Unlike a traditional dissertation conducted in university laboratories, the DEng students’ projects are very ‘real world’ in nature, said Edward Scheinerman, vice dean for graduate education at the Whiting School. This allows the students to have direct and immediate impact at their place of work.
Another notable difference between the traditional and the reimagined model is that instead of culminating in a dissertation—a fitting accomplishment in the world of academia—DEng students will present the fruits of their research in ways more appropriate for industry and the public sector, such as through the creation of prototypes, videos, simulations, patent applications, and more.
Though the bulk of the DEng candidates’ work is done at their places of employment, they will come to campus twice a year for semi-annual conferences in January and June. They will meet with their advisers, take oral examinations, and participate in networking, professional development, and social events.
“This program will enable me to get the doctorate that I always wanted and planned for while still working full-time and raising my daughter.”
Kara Shipley, an assistant program manager in the Johns Hopkins University Applied Physics Laboratory’s Oceanic, Atmospheric and Remote Sensing Sciences Group, is part of the program’s inaugural cohort.

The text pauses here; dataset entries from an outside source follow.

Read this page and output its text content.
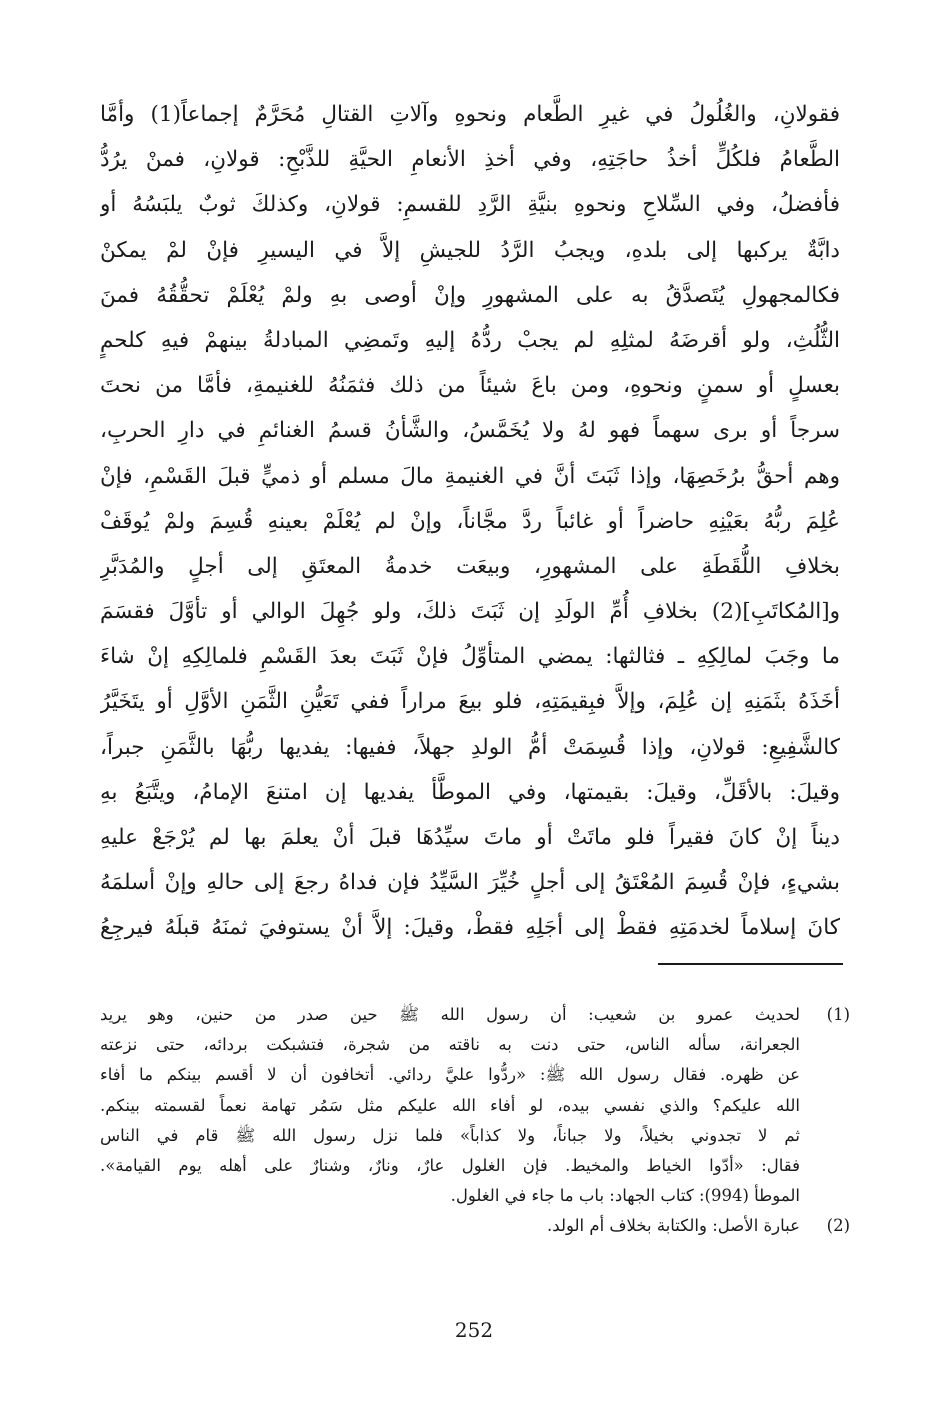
فقولانِ، والغُلُولُ في غيرِ الطَّعام ونحوهِ وآلاتِ القتالِ مُحَرَّمٌ إجماعاً(1) وأمَّا
الطَّعامُ فلكُلٍّ أخذُ حاجَتِهِ، وفي أخذِ الأنعامِ الحيَّةِ للذَّبْحِ: قولانِ، فمنْ يرُدُّ
فأفضلُ، وفي السِّلاحِ ونحوهِ بنيَّةِ الرَّدِ للقسمِ: قولانِ، وكذلكَ ثوبٌ يلبَسُهُ أو
دابَّةٌ يركبها إلى بلدهِ، ويجبُ الرَّدُ للجيشِ إلاَّ في اليسيرِ فإنْ لمْ يمكنْ
فكالمجهولِ يُتَصدَّقُ به على المشهورِ وإنْ أوصى بهِ ولمْ يُعْلَمْ تحقُّقُهُ فمنَ
الثُّلُثِ، ولو أقرضَهُ لمثلِهِ لم يجبْ ردُّهُ إليهِ وتَمضِي المبادلةُ بينهمْ فيهِ كلحمٍ
بعسلٍ أو سمنٍ ونحوهِ، ومن باعَ شيئاً من ذلك فثمَنُهُ للغنيمةِ، فأمَّا من نحتَ
سرجاً أو برى سهماً فهو لهُ ولا يُخَمَّسُ، والشَّأنُ قسمُ الغنائمِ في دارِ الحربِ،
وهم أحقُّ برُخَصِهَا، وإذا ثَبَتَ أنَّ في الغنيمةِ مالَ مسلم أو ذميٍّ قبلَ القَسْمِ، فإنْ
عُلِمَ ربُّهُ بعَيْنِهِ حاضراً أو غائباً ردَّ مجَّاناً، وإنْ لم يُعْلَمْ بعينهِ قُسِمَ ولمْ يُوقَفْ
بخلافِ اللُّقَطَةِ على المشهورِ، وبيعَت خدمةُ المعتَقِ إلى أجلٍ والمُدَبَّرِ
و[المُكاتَبِ](2) بخلافِ أُمِّ الولَدِ إن ثَبَتَ ذلكَ، ولو جُهِلَ الوالي أو تأوَّلَ فقسَمَ
ما وجَبَ لمالِكِهِ ـ فثالثها: يمضي المتأوِّلُ فإنْ ثَبَتَ بعدَ القَسْمِ فلمالِكِهِ إنْ شاءَ
أخَذَهُ بثَمَنِهِ إن عُلِمَ، وإلاَّ فبِقيمَتِهِ، فلو بيعَ مراراً ففي تَعَيُّنِ الثَّمَنِ الأوَّلِ أو يتَخَيَّرُ
كالشَّفِيعِ: قولانِ، وإذا قُسِمَتْ أمُّ الولدِ جهلاً، ففيها: يفديها ربُّهَا بالثَّمَنِ جبراً،
وقيلَ: بالأقَلِّ، وقيلَ: بقيمتها، وفي الموطَّأ يفديها إن امتنعَ الإمامُ، ويتَّبَعُ بهِ
ديناً إنْ كانَ فقيراً فلو ماتَتْ أو ماتَ سيِّدُهَا قبلَ أنْ يعلمَ بها لم يُرْجَعْ عليهِ
بشيءٍ، فإنْ قُسِمَ المُعْتَقُ إلى أجلٍ خُيِّرَ السَّيِّدُ فإن فداهُ رجعَ إلى حالهِ وإنْ أسلمَهُ
كانَ إسلاماً لخدمَتِهِ فقطْ إلى أجَلِهِ فقطْ، وقيلَ: إلاَّ أنْ يستوفيَ ثمنَهُ قبلَهُ فيرجِعُ
(1)
لحديث عمرو بن شعيب: أن رسول الله ﷺ حين صدر من حنين، وهو يريد
الجعرانة، سأله الناس، حتى دنت به ناقته من شجرة، فتشبكت بردائه، حتى نزعته
عن ظهره. فقال رسول الله ﷺ: «ردُّوا عليَّ ردائي. أتخافون أن لا أقسم بينكم ما أفاء
الله عليكم؟ والذي نفسي بيده، لو أفاء الله عليكم مثل سَمُر تهامة نعماً لقسمته بينكم.
ثم لا تجدوني بخيلاً، ولا جباناً، ولا كذاباً» فلما نزل رسول الله ﷺ قام في الناس
فقال: «أدّوا الخياط والمخيط. فإن الغلول عارٌ، ونارٌ، وشنارٌ على أهله يوم القيامة».
الموطأ (994): كتاب الجهاد: باب ما جاء في الغلول.
(2)
عبارة الأصل: والكتابة بخلاف أم الولد.
252
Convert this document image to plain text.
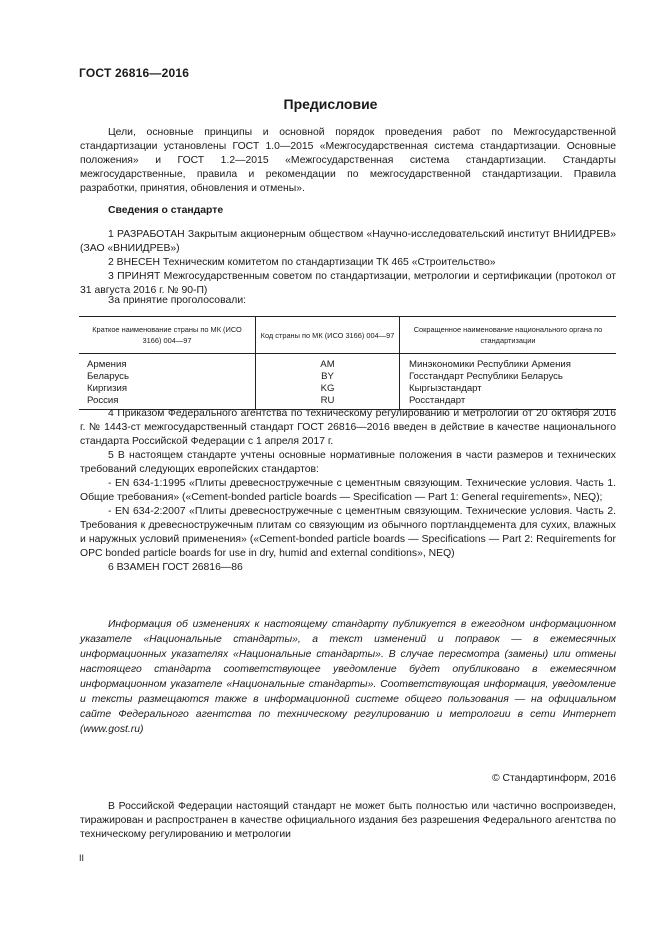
ГОСТ 26816—2016
Предисловие

Цели, основные принципы и основной порядок проведения работ по Межгосударственной стандартизации установлены ГОСТ 1.0—2015 «Межгосударственная система стандартизации. Основные положения» и ГОСТ 1.2—2015 «Межгосударственная система стандартизации. Стандарты межгосударственные, правила и рекомендации по межгосударственной стандартизации. Правила разработки, принятия, обновления и отмены».

Сведения о стандарте

1 РАЗРАБОТАН Закрытым акционерным обществом «Научно-исследовательский институт ВНИИДРЕВ» (ЗАО «ВНИИДРЕВ»)

2 ВНЕСЕН Техническим комитетом по стандартизации ТК 465 «Строительство»

3 ПРИНЯТ Межгосударственным советом по стандартизации, метрологии и сертификации (протокол от 31 августа 2016 г. № 90-П)

За принятие проголосовали:
Краткое наименование страны по МК (ИСО 3166) 004—97	Код страны по МК (ИСО 3166) 004—97	Сокращенное наименование национального органа по стандартизации
Армения	AM	Минэкономики Республики Армения
Беларусь	BY	Госстандарт Республики Беларусь
Киргизия	KG	Кыргызстандарт
Россия	RU	Росстандарт

4 Приказом Федерального агентства по техническому регулированию и метрологии от 20 октября 2016 г. № 1443-ст межгосударственный стандарт ГОСТ 26816—2016 введен в действие в качестве национального стандарта Российской Федерации с 1 апреля 2017 г.

5 В настоящем стандарте учтены основные нормативные положения в части размеров и технических требований следующих европейских стандартов:

- EN 634-1:1995 «Плиты древесностружечные с цементным связующим. Технические условия. Часть 1. Общие требования» («Cement-bonded particle boards — Specification — Part 1: General requirements», NEQ);

- EN 634-2:2007 «Плиты древесностружечные с цементным связующим. Технические условия. Часть 2. Требования к древесностружечным плитам со связующим из обычного портландцемента для сухих, влажных и наружных условий применения» («Cement-bonded particle boards — Specifications — Part 2: Requirements for OPC bonded particle boards for use in dry, humid and external conditions», NEQ)

6 ВЗАМЕН ГОСТ 26816—86

Информация об изменениях к настоящему стандарту публикуется в ежегодном информационном указателе «Национальные стандарты», а текст изменений и поправок — в ежемесячных информационных указателях «Национальные стандарты». В случае пересмотра (замены) или отмены настоящего стандарта соответствующее уведомление будет опубликовано в ежемесячном информационном указателе «Национальные стандарты». Соответствующая информация, уведомление и тексты размещаются также в информационной системе общего пользования — на официальном сайте Федерального агентства по техническому регулированию и метрологии в сети Интернет (www.gost.ru)

© Стандартинформ, 2016

В Российской Федерации настоящий стандарт не может быть полностью или частично воспроизведен, тиражирован и распространен в качестве официального издания без разрешения Федерального агентства по техническому регулированию и метрологии

II
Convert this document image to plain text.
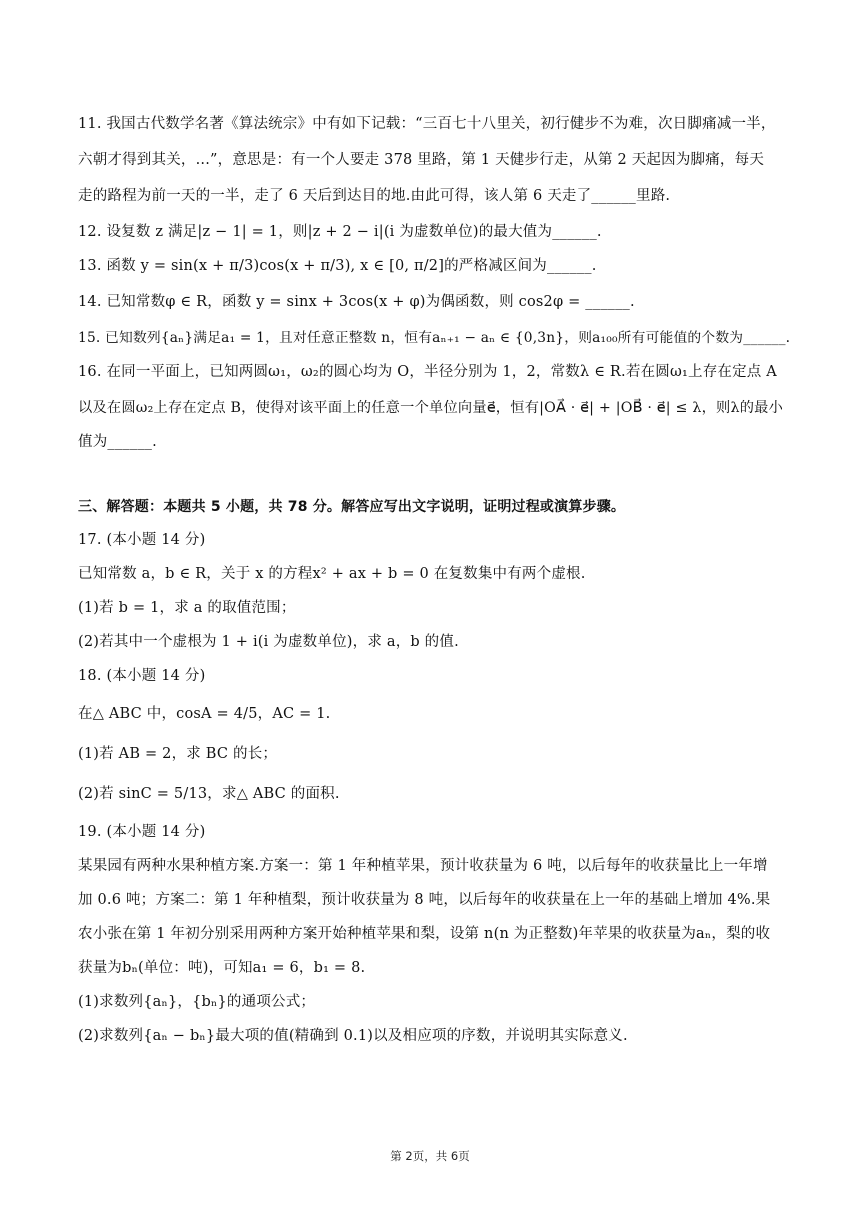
11. 我国古代数学名著《算法统宗》中有如下记载：“三百七十八里关，初行健步不为难，次日脚痛减一半，
六朝才得到其关，...”，意思是：有一个人要走 378 里路，第 1 天健步行走，从第 2 天起因为脚痛，每天
走的路程为前一天的一半，走了 6 天后到达目的地.由此可得，该人第 6 天走了______里路.
12. 设复数 z 满足|z − 1| = 1，则|z + 2 − i|(i 为虚数单位)的最大值为______.
13. 函数 y = sin(x + π/3)cos(x + π/3), x ∈ [0, π/2]的严格减区间为______.
14. 已知常数φ ∈ R，函数 y = sinx + 3cos(x + φ)为偶函数，则 cos2φ = ______.
15. 已知数列{aₙ}满足a₁ = 1，且对任意正整数 n，恒有aₙ₊₁ − aₙ ∈ {0,3n}，则a₁₀₀所有可能值的个数为______.
16. 在同一平面上，已知两圆ω₁，ω₂的圆心均为 O，半径分别为 1，2，常数λ ∈ R.若在圆ω₁上存在定点 A
以及在圆ω₂上存在定点 B，使得对该平面上的任意一个单位向量e⃗，恒有|OA⃗ · e⃗| + |OB⃗ · e⃗| ≤ λ，则λ的最小
值为______.
三、解答题：本题共 5 小题，共 78 分。解答应写出文字说明，证明过程或演算步骤。
17. (本小题 14 分)
已知常数 a，b ∈ R，关于 x 的方程x² + ax + b = 0 在复数集中有两个虚根.
(1)若 b = 1，求 a 的取值范围；
(2)若其中一个虚根为 1 + i(i 为虚数单位)，求 a，b 的值.
18. (本小题 14 分)
在△ ABC 中，cosA = 4/5，AC = 1.
(1)若 AB = 2，求 BC 的长；
(2)若 sinC = 5/13，求△ ABC 的面积.
19. (本小题 14 分)
某果园有两种水果种植方案.方案一：第 1 年种植苹果，预计收获量为 6 吨，以后每年的收获量比上一年增
加 0.6 吨；方案二：第 1 年种植梨，预计收获量为 8 吨，以后每年的收获量在上一年的基础上增加 4%.果
农小张在第 1 年初分别采用两种方案开始种植苹果和梨，设第 n(n 为正整数)年苹果的收获量为aₙ，梨的收
获量为bₙ(单位：吨)，可知a₁ = 6，b₁ = 8.
(1)求数列{aₙ}，{bₙ}的通项公式；
(2)求数列{aₙ − bₙ}最大项的值(精确到 0.1)以及相应项的序数，并说明其实际意义.
第 2页，共 6页
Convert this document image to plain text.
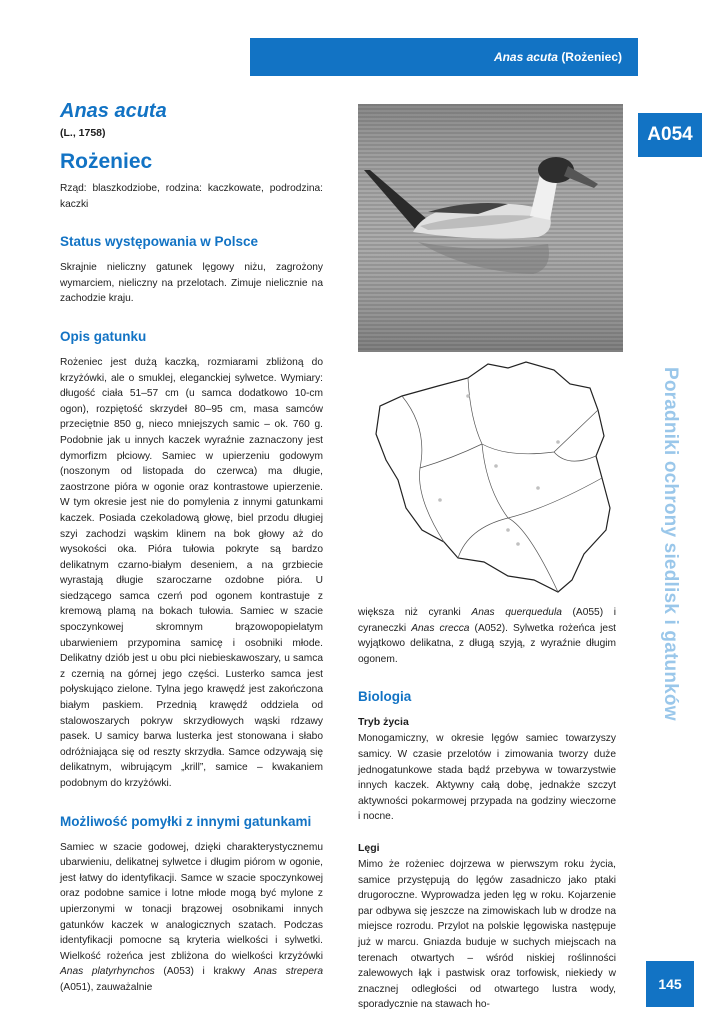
Anas acuta
(Rożeniec)
A054
Poradniki ochrony siedlisk i gatunków
145
Anas acuta
(L., 1758)
Rożeniec

Rząd: blaszkodziobe, rodzina: kaczkowate, podrodzina: kaczki

Status występowania w Polsce

Skrajnie nieliczny gatunek lęgowy niżu, zagrożony wymarciem, nieliczny na przelotach. Zimuje nielicznie na zachodzie kraju.

Opis gatunku

Rożeniec jest dużą kaczką, rozmiarami zbliżoną do krzyżówki, ale o smuklej, eleganckiej sylwetce. Wymiary: długość ciała 51–57 cm (u samca dodatkowo 10-cm ogon), rozpiętość skrzydeł 80–95 cm, masa samców przeciętnie 850 g, nieco mniejszych samic – ok. 760 g. Podobnie jak u innych kaczek wyraźnie zaznaczony jest dymorfizm płciowy. Samiec w upierzeniu godowym (noszonym od listopada do czerwca) ma długie, zaostrzone pióra w ogonie oraz kontrastowe upierzenie. W tym okresie jest nie do pomylenia z innymi gatunkami kaczek. Posiada czekoladową głowę, biel przodu długiej szyi zachodzi wąskim klinem na bok głowy aż do wysokości oka. Pióra tułowia pokryte są bardzo delikatnym czarno-białym deseniem, a na grzbiecie wyrastają długie szaroczarne ozdobne pióra. U siedzącego samca czerń pod ogonem kontrastuje z kremową plamą na bokach tułowia. Samiec w szacie spoczynkowej skromnym brązowopopielatym ubarwieniem przypomina samicę i osobniki młode. Delikatny dziób jest u obu płci niebieskawoszary, u samca z czernią na górnej jego części. Lusterko samca jest połyskująco zielone. Tylna jego krawędź jest zakończona białym paskiem. Przednią krawędź oddziela od stalowoszarych pokryw skrzydłowych wąski rdzawy pasek. U samicy barwa lusterka jest stonowana i słabo odróżniająca się od reszty skrzydła. Samce odzywają się delikatnym, wibrującym „krill”, samice – kwakaniem podobnym do krzyżówki.

Możliwość pomyłki z innymi gatunkami

Samiec w szacie godowej, dzięki charakterystycznemu ubarwieniu, delikatnej sylwetce i długim piórom w ogonie, jest łatwy do identyfikacji. Samce w szacie spoczynkowej oraz podobne samice i lotne młode mogą być mylone z upierzonymi w tonacji brązowej osobnikami innych gatunków kaczek w analogicznych szatach. Podczas identyfikacji pomocne są kryteria wielkości i sylwetki. Wielkość rożeńca jest zbliżona do wielkości krzyżówki Anas platyrhynchos (A053) i krakwy Anas strepera (A051), zauważalnie

większa niż cyranki Anas querquedula (A055) i cyraneczki Anas crecca (A052). Sylwetka rożeńca jest wyjątkowo delikatna, z długą szyją, z wyraźnie długim ogonem.

Biologia
Tryb życia

Monogamiczny, w okresie lęgów samiec towarzyszy samicy. W czasie przelotów i zimowania tworzy duże jednogatunkowe stada bądź przebywa w towarzystwie innych kaczek. Aktywny całą dobę, jednakże szczyt aktywności pokarmowej przypada na godziny wieczorne i nocne.

Lęgi

Mimo że rożeniec dojrzewa w pierwszym roku życia, samice przystępują do lęgów zasadniczo jako ptaki drugoroczne. Wyprowadza jeden lęg w roku. Kojarzenie par odbywa się jeszcze na zimowiskach lub w drodze na miejsce rozrodu. Przylot na polskie lęgowiska następuje już w marcu. Gniazda buduje w suchych miejscach na terenach otwartych – wśród niskiej roślinności zalewowych łąk i pastwisk oraz torfowisk, niekiedy w znacznej odległości od otwartego lustra wody, sporadycznie na stawach ho-
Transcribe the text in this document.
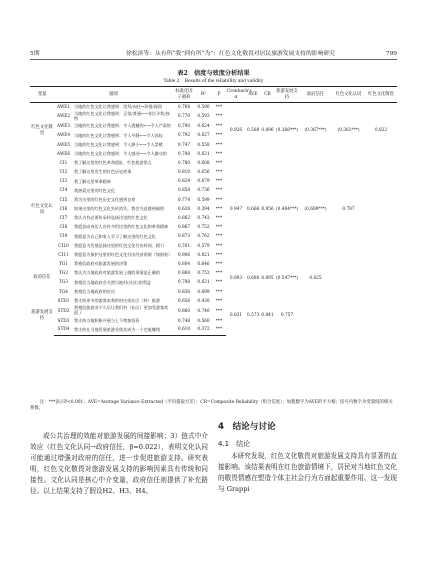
5期	徐松滨等：从有所“我”到有所“为”：红色文化敬畏对居民旅游发展支持的影响研究	799
表2　信度与效度分析结果
Table 2　Results of the reliability and validity
变量	题项		标准化因子载荷	R²	P	Cronbach's α	AVE	CR	旅游发展支持	政府信任	红色文化认同	红色文化敬畏
红色文化敬畏	AWE1	当地的红色文化让我感到：崇拜/向往→珍惜/保留	0.768	0.590	***	0.926	0.588	0.896	(0.366***)	(0.367***)	(0.361***)	0.822
	AWE2	当地的红色文化让我感到：正常/普通←→非比寻常/独特	0.770	0.593	***							
	AWE3	当地的红色文化让我感到：令人震撼的←→令人严肃的	0.790	0.624	***							
	AWE4	当地的红色文化让我感到：令人平静←→令人惊叹	0.792	0.627	***							
	AWE5	当地的红色文化让我感到：令人渺小←→令人崇敬	0.747	0.558	***							
	AWE6	当地的红色文化让我感到：令人感动←→令人激动的	0.788	0.621	***							
红色文化认同	CI1	我了解这里的红色革命遗址、红色旅游景点	0.780	0.608	***	0.947	0.666	0.956	(0.484***)	(0.689***)	0.787	
	CI2	我了解这里发生的红色历史故事	0.810	0.656	***							
	CI3	我了解这里革命精神	0.824	0.679	***							
	CI4	我热爱这里的红色文化	0.858	0.736	***							
	CI5	我为这里的红色历史文化感到自豪	0.774	0.599	***							
	CI6	如果这里的红色文化失传消失，我会为此感到痛惜	0.628	0.394	***							
	CI7	我认为有必要传承和弘扬这里的红色文化	0.862	0.743	***							
	CI8	我愿意向身边人宣传介绍这里的红色文化和革命精神	0.867	0.752	***							
	CI9	我愿意为自己和家人学习了解这里的红色文化	0.873	0.762	***							
	CI10	我愿意为发展弘扬这里的红色文化付出时间、精力	0.761	0.579	***							
	CI11	我愿意为保护这里的红色文化付出经济资源（如捐款）	0.906	0.821	***							
政府信任	TG1	我相信政府对旅游发展的决策	0.804	0.646	***	0.893	0.680	0.895	(0.547***)	0.825		
	TG2	我认为当地政府对旅游发展上做的事情是正确的	0.868	0.753	***							
	TG3	我相信当地政府会关照当地村(社区)的利益	0.788	0.621	***							
	TG4	我相信当地政府的官员	0.836	0.699	***							
旅游发展支持	STD1	我支持更多的游客来我的村庄或社区（村）旅游	0.656	0.430	***	0.831	0.573	0.841	0.757			
	STD2	我相信旅游业不久后让我们村（社区）更加受游客欢迎了	0.860	0.740	***							
	STD3	我支持当地积极开展与上下增加投资	0.748	0.560	***							
	STD4	我支持在当地发展旅游业使其成为一个定能赚钱	0.610	0.372	***							
注：***表示P<0.001；AVE=Average Variance Extracted（平均提取方差）；CR=Composite Reliability（组合信度）；加粗数字为AVE的平方根；括号内数字为变量间的相关系数。

或公共治理的效能对旅游发展的间接影响；3）链式中介效应（红色文化认同→政府信任，β=0.022），表明文化认同可能通过增强对政府的信任，进一步促进旅游支持。研究表明，红色文化敬畏对旅游发展支持的影响因素具有传统和同接性。文化认同是核心中介变量，政府信任则提供了补充路径。以上结果支持了假设H2、H3、H4。

4　结论与讨论
4.1　结论

本研究发现，红色文化敬畏对旅游发展支持具有显著的直接影响。该结果表明在红色旅游情境下，居民对当地红色文化的敬畏情感在塑造个体主社会行为方面起重要作用。这一发现与 Grappi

“This program is a perfect fit for me,” she said. “I earned my master’s in mechanical engineering at Johns Hopkins part-time while I was working, but I didn’t go on from there because doing a thesis while working full-time and balancing family responsibilities seemed too daunting. This program will enable me to get the doctorate that I always wanted and planned for while still working full-time and raising my daughter.”
Prospective students can apply for admission in two cycles per year (starting their studies in either June or January).